Open MichaelTiemannOSC opened 2 years ago
This is a highly relevant question, which we have discussed in an expert round. After discussions, we concluded that the cleanest approach would be a clear separation within the ITR tool between the calculation engine and data manipulation modules.
The problem you mentioned would then be tackled by preprocessing modules.
A) Identify a corporate event (Outlier detection module, which requires interaction with an analyst who sets a corporate event flag and provides the correct LEIs of the affected entities) B) Process data accordingly to the corporate event (Time-series preprocessing module)
To A: In the first step, we propose a time series outlier detection logic. Corporate events typically go with a significant change in revenue. If a company shows a big %-change in revenue over a year the company would be flagged. Things to consider here as well are the company's sector as well as its peers. Potentially we could define a sector benchmark as what is considered a "normal" %-change for a given year and then evaluate any deviations from that benchmark for the sector's companies. For the ITR tool, we are using historical data dating back 5 years for the CO2 emissions, so it would be reasonable to also take a 5-year time series for the revenue data. This outlier detection method is good for a first screening to support an analyst, but most likely it will not be able to fully automatize the process to reliably detect corporate events. In a second step, an analyst will have to do the final classification if a corporate event has occurred in addition to proving the corporate identifiers of the affected entities.
To B: We propose to build a synthetic time series dating back 5 years. This synthetic time series should represent a hypothetical world in which the corporate event has already occurred 5 years ago. For example, for a merger, the two affected companies would add up their CO2 emission data, revenue, etc., as if they merged already 5 years ago. This synthetic time series will then be the input for the ITR calculation engine and used to project trajectory data.
In 2016, Cleveland-Cliffs controlled substantially 54.9% of all US-based iron mining.
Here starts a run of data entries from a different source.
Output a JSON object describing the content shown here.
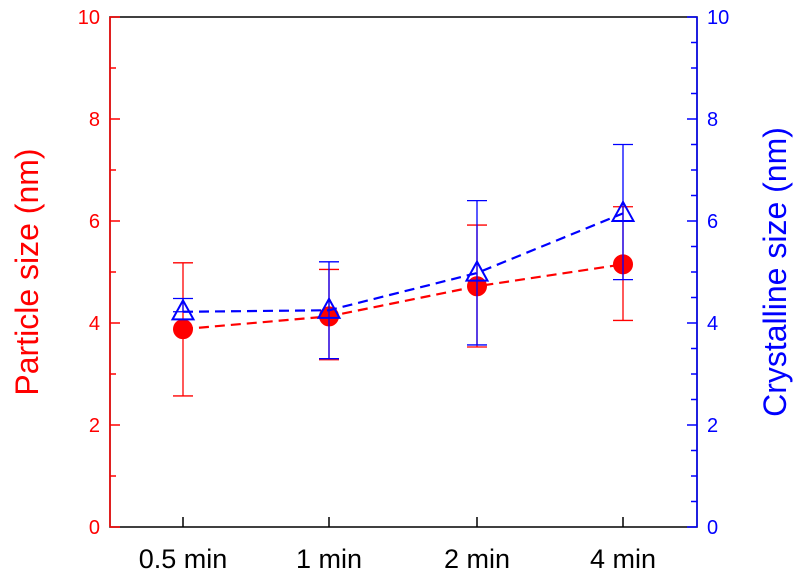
{
  "chart_data": {
    "type": "line",
    "categories": [
      "0.5 min",
      "1 min",
      "2 min",
      "4 min"
    ],
    "ylabel_left": "Particle size (nm)",
    "ylabel_right": "Crystalline size (nm)",
    "ylim_left": [
      0,
      10
    ],
    "ylim_right": [
      0,
      10
    ],
    "yticks_left": [
      "0",
      "2",
      "4",
      "6",
      "8",
      "10"
    ],
    "yticks_right": [
      "0",
      "2",
      "4",
      "6",
      "8",
      "10"
    ],
    "grid": false,
    "series": [
      {
        "axis": "left",
        "color": "#ff0000",
        "marker": "filled-circle",
        "line": "dashed",
        "values": [
          3.88,
          4.13,
          4.72,
          5.15
        ],
        "err_low": [
          2.57,
          3.28,
          3.53,
          4.05
        ],
        "err_high": [
          5.18,
          5.05,
          5.92,
          6.28
        ]
      },
      {
        "axis": "right",
        "color": "#0000ff",
        "marker": "open-triangle",
        "line": "dashed",
        "values": [
          4.22,
          4.25,
          4.98,
          6.15
        ],
        "err_low": [
          4.22,
          3.3,
          3.57,
          4.85
        ],
        "err_high": [
          4.48,
          5.2,
          6.4,
          7.5
        ]
      }
    ]
  }
}
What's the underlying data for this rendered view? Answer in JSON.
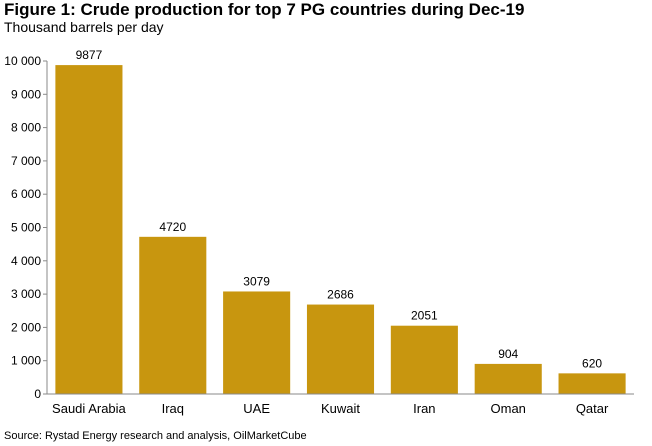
{
  "figure": {
    "title": "Figure 1: Crude production for top 7 PG countries during Dec-19",
    "subtitle": "Thousand barrels per day",
    "source": "Source: Rystad Energy research and analysis, OilMarketCube"
  },
  "colors": {
    "bar": "#C8960F",
    "axis": "#8a8a8a",
    "text": "#000000"
  },
  "chart_data": {
    "type": "bar",
    "title": "Figure 1: Crude production for top 7 PG countries during Dec-19",
    "ylabel": "Thousand barrels per day",
    "xlabel": "",
    "categories": [
      "Saudi Arabia",
      "Iraq",
      "UAE",
      "Kuwait",
      "Iran",
      "Oman",
      "Qatar"
    ],
    "values": [
      9877,
      4720,
      3079,
      2686,
      2051,
      904,
      620
    ],
    "data_labels": [
      "9877",
      "4720",
      "3079",
      "2686",
      "2051",
      "904",
      "620"
    ],
    "ylim": [
      0,
      10000
    ],
    "y_ticks": [
      0,
      1000,
      2000,
      3000,
      4000,
      5000,
      6000,
      7000,
      8000,
      9000,
      10000
    ],
    "y_tick_labels": [
      "0",
      "1 000",
      "2 000",
      "3 000",
      "4 000",
      "5 000",
      "6 000",
      "7 000",
      "8 000",
      "9 000",
      "10 000"
    ],
    "grid": false,
    "legend": "none"
  }
}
Their two largest customers, AK Steel and ArcelorMittal combined for nearly 60% of overall product revenue and nearly 80% of iron ore product revenue. 5 years later, Cleveland-Cliffs acquired both companies. To meaningfully project trajectory data, historical AK Steel and ArcelorMittal data from 2015-2020 needs to project out from Cleveland-Cliffs data from 2020 onward, but how should this be done? What guidance should go to data preparation about getting the right LEI, ISIN, and other information to stitch together the story of the largest integrated steel producer in the US?
What features should the ITR tool or the Data Commons provide to allow for company acquisitions to deliver meaningful data across such corporate events?